ML Workstation Build
Finally decided to get some GPUs running locally. It's a part of stack I want to learn more about and having a machine that is always running, one I don't have to reserve in the cloud just made sense. A machine that I can control end to end. Decided on the following specs:

-
CPU: AMD Ryzen Threadripper PRO 9975WX
-
Motherboard: ASUS Pro WS WRX90E-SAGE SE
-
RAM: 2×128GB Kingston Server Premier DDR5 ECC RDIMM, KSM64R52BD4 family
-
GPU: NVIDIA RTX PRO 6000 Blackwell Max-Q Workstation Edition
-
CPU cooler: Noctua NH-U14S TR5-SP6
-
PSU: Corsair HX1500i
-
Case: Thermaltake AX700 TG
-
Boot SSD: Lexar NM790 2TB NVMe
-
Data SSD: Lexar NM790 4TB NVMe
-
Case fans: 6× ARCTIC P14 Pro PST 140mm

The goal is to eventually build it up to 1TB RAM, 4 x RTX Pro 6000 but the family was not too keen to switch to a Ramen only diet just yet so will build this one out slowly over time.
The hardware side of the build was very straightforward (almost destroying the CPU aside). Just parsing through lot of manuals (AI assisted of course) and dealing with a lot of screws. Things that made the build a breeze:
- PH2 screwdriver
- A precision tool set with PH0, PH00, tweezers (etc). Any will do
- Lots of cardboard. I didn't have an anti-static band and was building on carpet. A tip on this. Add the PSU to the case first, have it turned off but plugged in. You can then touch it at regular intervals to ground yourself.
- Getting the machine up and running with one GPU plugged in helped me debug some issues. I left the second GPU and cable management alone till I had the machine up and running.
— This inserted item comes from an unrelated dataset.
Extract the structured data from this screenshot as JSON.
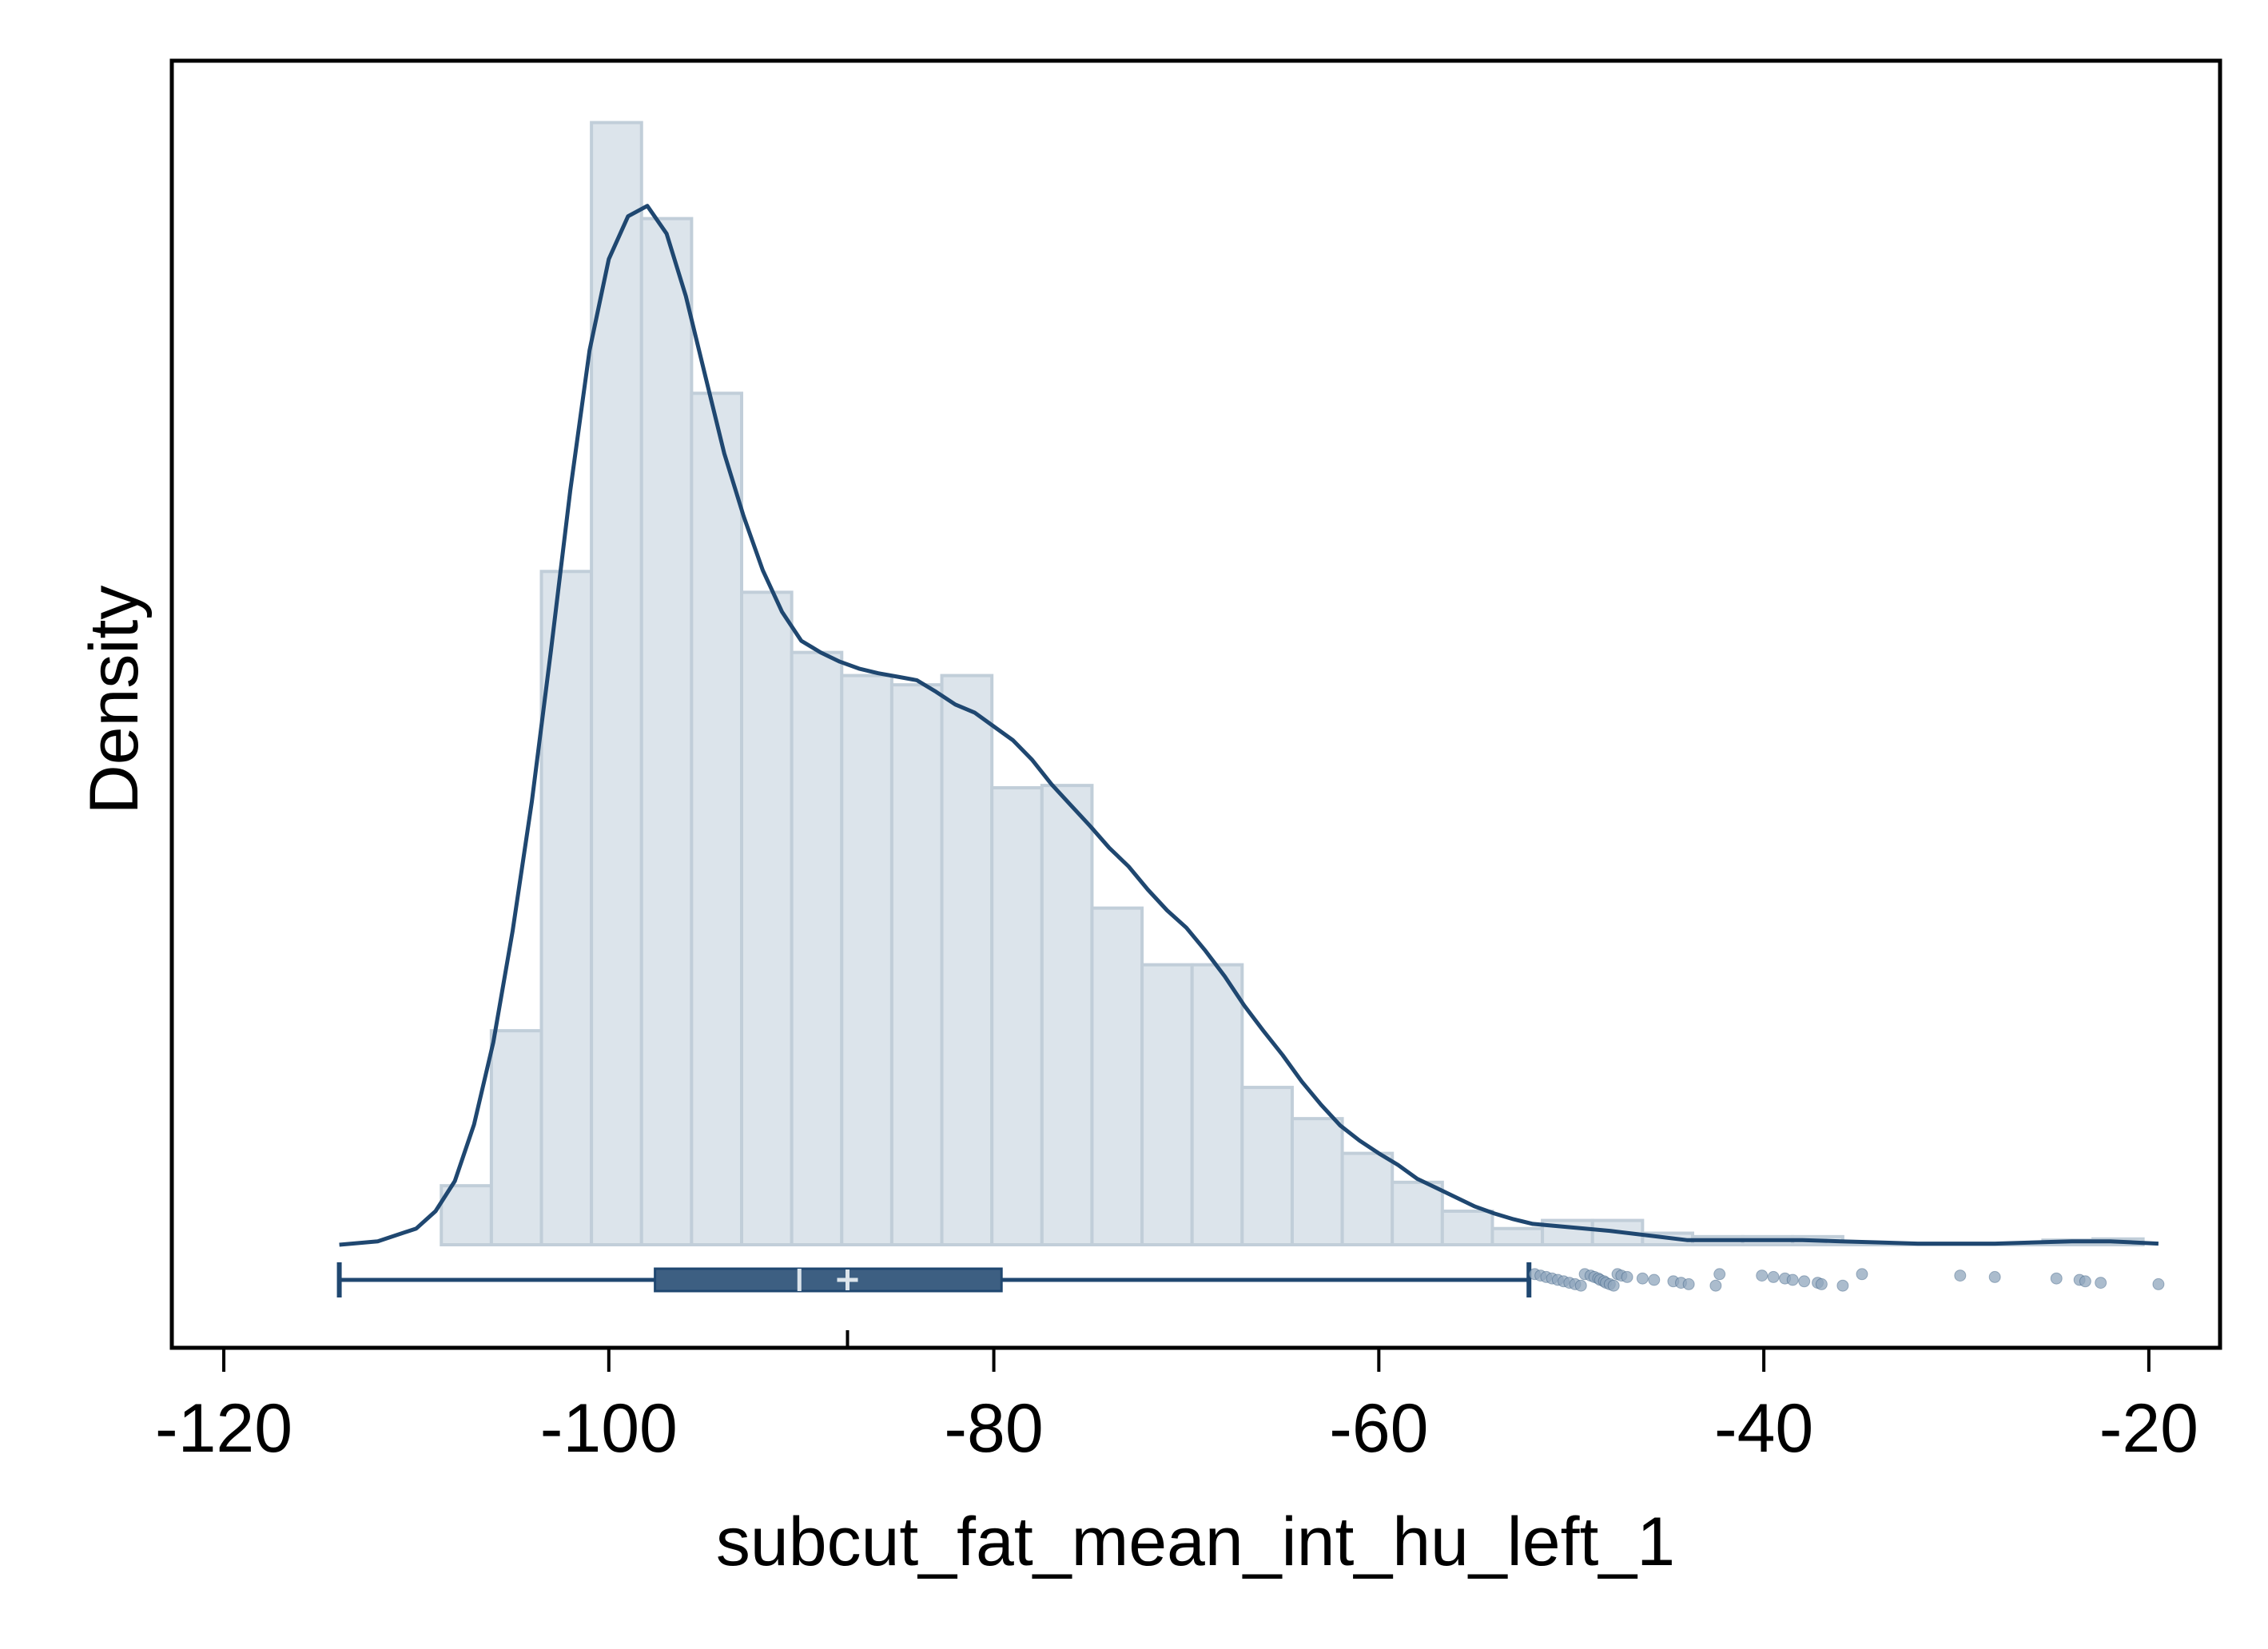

Decided to have Ubuntu 24.04 headless running on it. Some issues I ran into post first boot:
- The bundled in
nouveaukernel module is incompatible with RTX Pro 6000 Blackwell Max-Q. It runs into a NULL pointer dereference error when doing GSP intialisation.
BUG: kernel NULL pointer dereference
RIP: bit_entry+0x15/0x110 [nouveau]
nouveau 0000:f1:00.0: vgaarb: deactivate vga console
Console: switching to colour dummy device 80x25
The solution was blacklisting the driver and rebuilding initramfs so the driver is not used during the next boot. Once booted successfully we installed the official Nvidia drivers which worked like a charm
- I really like the BMC management port that the motherboard has which allowed me to debug the above issue without plugging in a seperate monitor/keyboard.
- Once we had 1 GPU up and running the next issue was not setting the second GPU correctly. This showed up as the second GPU just negotiating 4x PCIe lanes instead of the 16x for the first GPU indicating an unreliable contact with the PCIe slot.
❯ nvidia-smi --query-gpu=index,name,pci.bus_id,pcie.link.width.current,pcie.link.width.max,pcie.link.gen.current,pcie.link.gen.max --format=csv
index, name, pci.bus_id, pcie.link.width.current, pcie.link.width.max, pcie.link.gen.current, pcie.link.gen.max
0, NVIDIA RTX PRO 6000 Blackwell Max-Q Workstation Edition, 00000000:21:00.0, 16, 16, 5, 5
1, NVIDIA RTX PRO 6000 Blackwell Max-Q Workstation Edition, 00000000:F1:00.0, 16, 4, 5, 5
With all that out of the way the machine is alive and well. It's humming away and I have been restricted to a diet of Ramen for the next few months.